Overview
Acute severe hepatitis of unknown origin in children refers to a sudden and serious inflammation of the liver in young patients, without a known cause such as hepatitis A–E viruses. Since early 2022, clusters of such cases have been reported globally, raising public health concern due to the severity of illness and instances of liver failure requiring transplants.

Causes
The exact cause remains unidentified, but possible factors being investigated include:
- Adenovirus infection, particularly type 41, found in many affected children
- COVID-19 (SARS-CoV-2) co-infection or previous exposure
- Environmental toxins
- Autoimmune reactions
- Novel pathogens or genetic susceptibility
It is likely a combination of viral and host factors, although no definitive cause has been established.
Symptoms
Symptoms of acute severe hepatitis in children may include:
- Jaundice (yellowing of skin and eyes)
- Dark urine and pale stools
- Nausea and vomiting
- Fatigue and lethargy
- Abdominal pain
- Fever in some cases

In severe cases, symptoms of acute liver failure may develop, such as confusion, bleeding, or coma.
Diagnosis
Diagnosis involves ruling out known hepatitis viruses (A–E), as well as:
- Liver function tests (elevated ALT/AST levels)
- Coagulation profiles
- Imaging studies
- Tests for adenovirus, COVID-19, and other infections
- Liver biopsy in some cases
Treatment
There is no specific antiviral treatment for this condition due to the unknown cause.

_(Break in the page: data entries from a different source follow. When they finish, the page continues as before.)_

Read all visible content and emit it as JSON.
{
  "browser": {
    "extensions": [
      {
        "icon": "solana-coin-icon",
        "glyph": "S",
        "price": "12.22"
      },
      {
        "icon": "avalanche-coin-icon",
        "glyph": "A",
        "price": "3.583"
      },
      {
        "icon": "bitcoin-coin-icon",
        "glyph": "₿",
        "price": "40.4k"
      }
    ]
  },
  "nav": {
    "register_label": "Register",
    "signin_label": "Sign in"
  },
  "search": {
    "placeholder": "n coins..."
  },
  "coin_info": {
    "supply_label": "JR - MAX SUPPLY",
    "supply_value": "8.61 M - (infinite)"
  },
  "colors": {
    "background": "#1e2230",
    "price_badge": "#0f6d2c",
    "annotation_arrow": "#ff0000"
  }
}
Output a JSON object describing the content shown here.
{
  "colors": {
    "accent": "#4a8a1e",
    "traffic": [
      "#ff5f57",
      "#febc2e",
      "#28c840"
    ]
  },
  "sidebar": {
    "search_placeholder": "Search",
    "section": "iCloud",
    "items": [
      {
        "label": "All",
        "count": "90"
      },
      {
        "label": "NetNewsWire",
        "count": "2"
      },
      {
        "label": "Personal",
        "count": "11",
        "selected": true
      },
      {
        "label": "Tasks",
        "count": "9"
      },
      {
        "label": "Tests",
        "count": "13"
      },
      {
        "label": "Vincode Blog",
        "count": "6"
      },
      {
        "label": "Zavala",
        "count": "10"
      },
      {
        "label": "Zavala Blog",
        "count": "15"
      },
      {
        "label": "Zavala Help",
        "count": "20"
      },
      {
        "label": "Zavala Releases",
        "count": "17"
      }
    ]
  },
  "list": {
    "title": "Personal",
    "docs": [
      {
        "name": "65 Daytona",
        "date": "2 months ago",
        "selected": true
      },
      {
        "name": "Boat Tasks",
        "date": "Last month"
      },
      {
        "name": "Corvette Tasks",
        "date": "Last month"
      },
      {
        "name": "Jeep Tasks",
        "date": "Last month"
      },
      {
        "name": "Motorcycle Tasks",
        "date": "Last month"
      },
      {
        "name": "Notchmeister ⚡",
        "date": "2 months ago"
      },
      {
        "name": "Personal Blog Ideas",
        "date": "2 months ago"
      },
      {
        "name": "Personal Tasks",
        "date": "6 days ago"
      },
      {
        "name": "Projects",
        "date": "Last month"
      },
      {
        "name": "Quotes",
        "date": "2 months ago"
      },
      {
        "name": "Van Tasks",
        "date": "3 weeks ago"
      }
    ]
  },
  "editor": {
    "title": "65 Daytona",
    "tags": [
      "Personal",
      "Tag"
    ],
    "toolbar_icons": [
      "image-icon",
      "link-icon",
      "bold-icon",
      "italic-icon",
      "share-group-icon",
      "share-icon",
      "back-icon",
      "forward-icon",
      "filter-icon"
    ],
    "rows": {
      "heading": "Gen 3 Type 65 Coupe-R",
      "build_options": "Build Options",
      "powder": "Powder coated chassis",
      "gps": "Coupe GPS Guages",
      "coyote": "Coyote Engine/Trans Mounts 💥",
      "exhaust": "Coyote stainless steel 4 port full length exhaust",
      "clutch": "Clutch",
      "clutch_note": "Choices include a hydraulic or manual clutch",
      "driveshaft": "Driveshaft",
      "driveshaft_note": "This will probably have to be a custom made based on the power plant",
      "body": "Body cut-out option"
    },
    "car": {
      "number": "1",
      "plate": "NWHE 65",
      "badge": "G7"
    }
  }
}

Management is supportive and may include:
- Intravenous fluids and nutrition
- Medications to manage symptoms (e.g., antiemetics)
- Monitoring and treatment of liver function and clotting
- Intensive care for children with liver failure
- Liver transplantation in severe cases
Prevention
Since the exact cause is not known, general preventive measures include:
- Good hand hygiene
- Avoiding close contact with sick individuals
- Safe food and water consumption
- Keeping up with vaccinations
- Monitoring for early symptoms and seeking prompt medical care
Prognosis
Most children recover with supportive care, but a small percentage may progress to acute liver failure. The prognosis depends on early recognition and access to advanced medical care, including transplantation if needed.